In line with China’s dynamic zero-Covid policy, every resident who tests positive for Covid-19 is to be isolated at a centralized quarantine location. There have been many complaints about this mandatory quarantine rule over the past weeks.

One issue that many are concerned about is that the living conditions at some of Shanghai’s quarantine locations are sub-par at best, with people complaining about toilets not being cleaned, trash not being handled, medical staff not being present, and supplies being so scarce that some locations even saw fights breaking out over water and food.

Another issue is that the handling process of taking positive Covid-19 patients to such locations is so slow (with a lack of staff and patients-waiting-for-beds “人等床” instead of beds-waiting-for-patients “床等人” being contributing factors), that people are sometimes required to go to a quarantine location nine days or longer after they first tested positive. By that time, most of these people have recovered from Covid and actually test negative again. Not only does it not make sense for them to go to a quarantine location, they might also risk getting infected again, which would only lengthen their mandatory stay at such a location. On social media, frustrated residents have vented their anger about this issue.

Earlier this month, another phone call in which a Chinese mother also refused to comply with orders to go to a quarantine camp since they were testing negative for Covid again also went viral online. A Shanghai-based Italian national also shared his story of testing positive on March 26 – he was not picked up for quarantine until April 9th.

Phone Call Transcript

The most recent phone call between the Juweihui (居委会 neighborhood committee, hereafter abbreviated to JWH) the German national (‘Ralf’) is as follows. You can also listen to this recorded phone call in this video.

JWH: “Hello, are you Ralf? Yeah we are the juweihui. You know you are positive of Covid-19.”

Ralf: “I’m not positive. The CDC [Chinese Center for Disease Control and Prevention] called me two days ago to come and test me, and they never came to test me. I was positive about 12 days ago and there is no way I’m still positive. So I’m demanding a new test.”

JWH: “So you think you are negative?”

Ralf: “I know I am negative. There’s no thinking.”

JWH: “But now the policy says you have to go to the camp.”

Ralf: “There is no policy in place. The CDC called me two days ago that they would come and test me. They have no people to come and test me, so that’s not my problem if there’s no personnel. So get the CDC, get them the f*ck over here to take a test and then we can talk. I don’t care about your policy – I really don’t care – because your system is really f*cked up, it doesn’t work. I’ve been to the camp already and they didn’t want me. They sent me back home. It’s ridiculous. It’s a disgrace for you, for the government, for Shanghai, for China.”

JWH: [trying to get some words in between] “Yes.. I know..”

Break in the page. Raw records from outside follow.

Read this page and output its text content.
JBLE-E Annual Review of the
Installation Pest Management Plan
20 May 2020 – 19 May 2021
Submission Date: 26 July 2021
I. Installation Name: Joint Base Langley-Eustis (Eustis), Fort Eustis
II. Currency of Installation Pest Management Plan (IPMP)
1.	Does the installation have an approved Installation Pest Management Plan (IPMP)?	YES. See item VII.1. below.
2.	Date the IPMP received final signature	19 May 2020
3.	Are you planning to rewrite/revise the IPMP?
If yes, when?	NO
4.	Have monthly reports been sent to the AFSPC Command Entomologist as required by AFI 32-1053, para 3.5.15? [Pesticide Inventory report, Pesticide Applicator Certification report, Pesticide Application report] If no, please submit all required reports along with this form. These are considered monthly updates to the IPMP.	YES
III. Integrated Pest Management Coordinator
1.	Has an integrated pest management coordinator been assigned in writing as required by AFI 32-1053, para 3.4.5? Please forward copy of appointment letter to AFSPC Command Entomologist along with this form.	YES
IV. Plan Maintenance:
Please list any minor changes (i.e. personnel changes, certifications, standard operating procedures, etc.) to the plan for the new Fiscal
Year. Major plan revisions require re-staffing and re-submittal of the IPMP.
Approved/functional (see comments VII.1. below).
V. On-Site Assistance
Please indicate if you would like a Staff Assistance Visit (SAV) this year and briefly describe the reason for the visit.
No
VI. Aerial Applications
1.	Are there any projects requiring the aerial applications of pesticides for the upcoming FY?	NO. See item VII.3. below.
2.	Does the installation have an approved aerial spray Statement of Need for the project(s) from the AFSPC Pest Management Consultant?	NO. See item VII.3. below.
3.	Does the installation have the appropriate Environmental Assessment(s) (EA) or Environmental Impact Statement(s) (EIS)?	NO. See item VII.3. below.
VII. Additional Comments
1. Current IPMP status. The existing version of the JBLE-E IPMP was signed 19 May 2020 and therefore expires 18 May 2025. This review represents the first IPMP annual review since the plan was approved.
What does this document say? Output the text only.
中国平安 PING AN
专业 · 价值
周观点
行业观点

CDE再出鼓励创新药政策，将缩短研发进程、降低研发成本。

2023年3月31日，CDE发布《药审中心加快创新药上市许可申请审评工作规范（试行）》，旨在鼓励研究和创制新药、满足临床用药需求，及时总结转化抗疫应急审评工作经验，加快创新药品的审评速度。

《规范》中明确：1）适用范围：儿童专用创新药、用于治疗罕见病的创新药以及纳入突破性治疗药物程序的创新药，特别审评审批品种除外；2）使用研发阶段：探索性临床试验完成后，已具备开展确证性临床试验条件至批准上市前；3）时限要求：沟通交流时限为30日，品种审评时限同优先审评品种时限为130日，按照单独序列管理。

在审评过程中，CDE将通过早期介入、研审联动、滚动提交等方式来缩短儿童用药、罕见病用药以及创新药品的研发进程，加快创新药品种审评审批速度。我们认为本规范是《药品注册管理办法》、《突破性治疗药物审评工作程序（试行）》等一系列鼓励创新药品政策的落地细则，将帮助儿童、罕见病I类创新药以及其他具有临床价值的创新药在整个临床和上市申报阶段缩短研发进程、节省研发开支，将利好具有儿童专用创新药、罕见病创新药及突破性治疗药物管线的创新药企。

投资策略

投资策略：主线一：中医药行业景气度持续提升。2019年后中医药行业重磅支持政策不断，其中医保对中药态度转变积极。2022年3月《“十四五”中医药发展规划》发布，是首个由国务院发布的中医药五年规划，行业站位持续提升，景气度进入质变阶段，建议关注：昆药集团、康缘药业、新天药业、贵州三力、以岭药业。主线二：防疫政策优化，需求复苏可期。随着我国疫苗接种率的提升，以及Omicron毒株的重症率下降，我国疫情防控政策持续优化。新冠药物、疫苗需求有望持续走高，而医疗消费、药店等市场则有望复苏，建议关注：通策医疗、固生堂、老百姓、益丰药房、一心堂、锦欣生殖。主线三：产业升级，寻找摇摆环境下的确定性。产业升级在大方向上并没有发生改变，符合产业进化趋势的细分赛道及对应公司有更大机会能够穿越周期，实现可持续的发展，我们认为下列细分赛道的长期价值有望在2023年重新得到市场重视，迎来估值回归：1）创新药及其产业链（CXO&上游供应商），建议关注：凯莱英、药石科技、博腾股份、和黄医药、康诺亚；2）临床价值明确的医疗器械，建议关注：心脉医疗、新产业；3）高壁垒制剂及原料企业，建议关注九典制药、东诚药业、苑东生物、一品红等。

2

Ralf: “It’s a really big joke. So get the CDC, come here, take a test, I’ll be negative, and then we can talk.”

JWH: “Yeah I know, I – I know the problem is that kind of thing. But..”

Ralf: “But that’s not my problem! This is not our problem. That’s your problem, it’s your government, not mine. So solve it. Get somebody here, test me. I will make a huge scene at the center. Don’t worry, I’ll have all the media involved. Just get me a test over here. I don’t want your excuses I really don’t care. Get the CDC over here. Take a test. I’ll be negative. We’re all fine.”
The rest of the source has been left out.